Agent57: Outperforming the Atari Human Benchmark

KoiosAbout 20 min

Agent57: Outperforming the Atari Human Benchmark

Basic Information

Adrià Puigdomènech Badia, Bilal Piot, Steven Kapturowski, et al. @ Google DeepMind
2020 ICML

問題描述

在 RL 當中，Atari games 是一個相當重要的 benchmark。過去的 RL 模型已經能夠在大多的 atari games 當中獲得相當不錯的 performance，例如 MuZero、R2D2，分別在 57 個遊戲當中有 51 和 52 個遊戲是 outperform 人類的。不過可惜的是，在剩下的遊戲當中這些 SoTA 就通常完全沒辦法學習。

Info

稍微翻了一下 MuZero 以及 R2D2 兩篇 paper 的結果，分別是這些遊戲 performance 不太好。

MuZero
- montezuma revenge, pitfall, private eye, skiing, solaris, venture
R2D2
- montezuma revenge, pitfall, private eye, skiing, solaris

那麼，剩下這些遊戲有怎樣的共通點呢？

skiing 和 solaris 這兩款遊戲中我們發現到他們都需要相當長的時間之後才會得到 reward，在遊戲的過程當中並不會馬上知道現在這個操作對未來會有正面或是負面的影響。

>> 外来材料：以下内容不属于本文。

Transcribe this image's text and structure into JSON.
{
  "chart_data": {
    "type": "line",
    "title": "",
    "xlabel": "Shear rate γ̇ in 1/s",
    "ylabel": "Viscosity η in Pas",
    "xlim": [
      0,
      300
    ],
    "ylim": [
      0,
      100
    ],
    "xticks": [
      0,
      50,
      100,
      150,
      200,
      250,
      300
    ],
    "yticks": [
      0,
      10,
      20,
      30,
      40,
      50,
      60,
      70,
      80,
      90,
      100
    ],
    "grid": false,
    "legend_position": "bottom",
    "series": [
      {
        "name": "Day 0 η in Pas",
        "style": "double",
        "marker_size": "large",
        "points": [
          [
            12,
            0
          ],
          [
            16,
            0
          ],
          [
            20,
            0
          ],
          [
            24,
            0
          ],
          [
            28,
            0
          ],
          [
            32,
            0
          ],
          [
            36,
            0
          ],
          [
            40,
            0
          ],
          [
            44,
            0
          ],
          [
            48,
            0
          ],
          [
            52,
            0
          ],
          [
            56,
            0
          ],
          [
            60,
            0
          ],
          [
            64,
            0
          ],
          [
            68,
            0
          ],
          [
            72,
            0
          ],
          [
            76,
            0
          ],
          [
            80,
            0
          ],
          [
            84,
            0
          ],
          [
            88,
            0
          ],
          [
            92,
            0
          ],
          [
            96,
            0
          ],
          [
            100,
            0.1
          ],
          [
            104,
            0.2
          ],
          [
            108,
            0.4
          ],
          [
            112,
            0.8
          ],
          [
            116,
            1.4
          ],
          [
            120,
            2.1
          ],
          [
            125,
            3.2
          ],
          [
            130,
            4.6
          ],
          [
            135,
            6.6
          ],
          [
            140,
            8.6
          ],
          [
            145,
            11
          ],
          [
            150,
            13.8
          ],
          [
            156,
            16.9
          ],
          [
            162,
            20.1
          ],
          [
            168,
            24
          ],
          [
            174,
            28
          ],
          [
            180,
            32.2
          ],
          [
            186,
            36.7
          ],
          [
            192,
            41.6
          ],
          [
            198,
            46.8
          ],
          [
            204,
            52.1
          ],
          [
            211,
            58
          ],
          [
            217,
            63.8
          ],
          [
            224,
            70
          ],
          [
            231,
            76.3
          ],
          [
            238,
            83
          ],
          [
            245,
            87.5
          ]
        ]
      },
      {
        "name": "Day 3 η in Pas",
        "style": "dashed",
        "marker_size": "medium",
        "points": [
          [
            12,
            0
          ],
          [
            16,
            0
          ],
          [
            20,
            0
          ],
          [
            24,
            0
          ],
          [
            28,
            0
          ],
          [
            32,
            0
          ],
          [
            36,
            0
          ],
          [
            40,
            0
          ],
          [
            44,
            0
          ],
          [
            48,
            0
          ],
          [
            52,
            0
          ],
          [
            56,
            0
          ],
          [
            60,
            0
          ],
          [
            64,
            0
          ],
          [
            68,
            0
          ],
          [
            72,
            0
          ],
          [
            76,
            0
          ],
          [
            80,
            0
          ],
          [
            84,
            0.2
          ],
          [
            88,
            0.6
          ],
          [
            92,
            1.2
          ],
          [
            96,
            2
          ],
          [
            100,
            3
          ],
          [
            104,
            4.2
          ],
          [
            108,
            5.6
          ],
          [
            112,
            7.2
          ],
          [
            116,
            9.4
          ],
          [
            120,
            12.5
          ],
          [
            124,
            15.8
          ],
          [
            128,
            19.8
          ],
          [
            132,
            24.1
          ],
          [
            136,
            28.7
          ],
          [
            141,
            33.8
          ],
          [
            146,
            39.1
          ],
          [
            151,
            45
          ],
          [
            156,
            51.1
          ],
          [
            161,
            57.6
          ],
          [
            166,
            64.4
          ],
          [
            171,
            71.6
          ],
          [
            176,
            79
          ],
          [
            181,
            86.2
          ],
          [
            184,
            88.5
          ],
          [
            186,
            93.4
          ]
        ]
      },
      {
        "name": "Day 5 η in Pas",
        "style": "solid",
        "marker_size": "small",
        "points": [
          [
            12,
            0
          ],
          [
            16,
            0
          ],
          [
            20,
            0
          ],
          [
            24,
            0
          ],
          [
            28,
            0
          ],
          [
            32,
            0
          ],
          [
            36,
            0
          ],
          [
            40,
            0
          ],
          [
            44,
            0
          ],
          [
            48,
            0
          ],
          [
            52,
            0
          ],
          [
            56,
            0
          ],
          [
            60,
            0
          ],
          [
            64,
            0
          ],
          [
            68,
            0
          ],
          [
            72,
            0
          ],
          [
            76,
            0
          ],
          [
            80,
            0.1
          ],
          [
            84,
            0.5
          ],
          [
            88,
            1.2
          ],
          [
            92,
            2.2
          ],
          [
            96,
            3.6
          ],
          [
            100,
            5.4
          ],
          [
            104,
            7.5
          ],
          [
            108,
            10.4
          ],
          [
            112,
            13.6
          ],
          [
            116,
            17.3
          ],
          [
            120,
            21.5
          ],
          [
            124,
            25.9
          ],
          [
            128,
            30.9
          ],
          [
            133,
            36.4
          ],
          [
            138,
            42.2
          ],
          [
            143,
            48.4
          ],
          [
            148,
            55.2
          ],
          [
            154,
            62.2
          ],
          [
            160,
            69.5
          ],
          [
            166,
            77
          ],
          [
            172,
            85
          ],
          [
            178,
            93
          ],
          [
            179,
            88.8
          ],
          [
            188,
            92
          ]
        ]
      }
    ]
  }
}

Skiing game on Atari 2600. Video from TheLimeyDragonopen in new window
以 Skiing 這款遊戲來說，玩家要操作角色滑雪，途中要盡可能快速通過指定數量的 gates。每忽略一個 gate 就會多 5 秒的 penalty。Reward 會一直到遊戲的最後依照最後通過的時間決定。

剩下的四款遊戲則是因為環境太大，又有不少的 negative reward，需要相當大量的探索之後才能得到 positive reward。

Pitfall game on Atari 2600. Video from The No Swear Gameropen in new window
以 Ptifall 這款遊戲來說，玩家要操作主角在 20 分鐘的時間探索 255 個遊戲場景，去找到藏在地圖當中的寶藏。過程中有許多陷阱，找到寶藏可以加分，最後分數越多越好。

從這些觀察當中可以得到兩個待改善的地方

long-term credit assignment 如何決定哪些 action 應該要給 positive 或是 negative reward
exploration 如何讓 agent 能夠盡可能去正確探索環境
之所以說"正確"，是因為即便是在很多 negative reward 的地方，也需要嘗試越過那些障礙，也許才有機會遇到 positive reward。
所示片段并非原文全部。